Laurence Fishburne was bestowed with the top honor at Wednesday night’s 22nd annual Celebration of Leadership in the Fine Arts, hosted by the CBC Spouses and the
Congressional Black Caucus Foundation.
The annual kick-off event, held inside Shakespeare Theatre Company’s Sidney Harman Hall in Washington D.C., also honored ESSENCE Communications president, Michelle Ebanks and
Ballers star, John David Washington.
The evening, which also featured performances by the 2018 CBC Spouses Performing Arts Scholarship recipients, took an emotional turn when Fishburne addressed the podium to receive the Lifetime Achievement Award.
When speaking about his mother, Hattie Bell Fishburne, who recognized his acting talent during his childhood, Fishburne became emotional. “She pushed me,” the actor said, tearing up.
He also spoke about how the work the Congressional Black Caucus has done affected his career.
“You guys have been a part of my consciousness all my life. You guys came into being when I was 10 years old,” he noted. “But I was 10 years old was when I became an actor.”
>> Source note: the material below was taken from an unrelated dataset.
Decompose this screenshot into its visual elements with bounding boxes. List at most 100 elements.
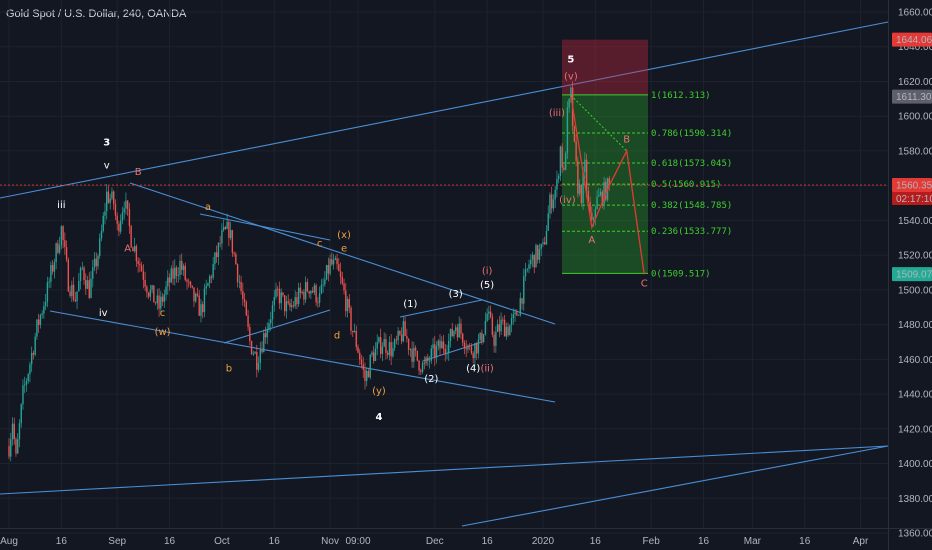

“I fell in love with the work because as an actor I realized I could be anything,” Fishburne continued, “the work that the CBC has done was to ensure that I got the opportunity to do that.”
Ebanks brought the audience to their feet when describing what lengths it took to have
ESSENCE become 100 percent Black-owned while accepting the evening’s Trailblazer Award. After a strained relationship with the magazine’s former owner, Ebanks told the audience that she “agitated for our independence.”
“‘Sell us! Because we don’t belong here.’ They didn’t want to sell us. They wanted our profits. But finally, they were under so much pressure that they had to,” Ebanks recalled. “And we found an amazing buyer in Richelieu Dennis, and the Dennis family.”
“We are now 100 percent Black-owned,” Ebanks said to cheers and applause. “Black media needs to be here…because the work is great and our ambition is to be so much more.”
John David Washington, who received the Trendsetter Award, called the evening “such a huge honor.”
During his acceptance speech, Washington recalled making his latest critically-acclaimed film,
Blackkklansman, which centers on a Black detective Ron Stallsworth infiltrating the KKK.
“Truth is stranger than fiction,” Washington, who is the son of Denzel and Pauletta Washington said before noting “one of the most intense scenes” he had to film.
The scene was when Stallsworth had to work security detail for David Duke, the then-leader of the KKK.
“As I was preparing for the scene I asked Ron how did he keep his nerves together…and he told me he had to check his emotions and focus on the mission. Focus on the mission,” Washington said to applause. “The larger mission—dismantling the mechanisms of hate—matters just as much today, if not more.”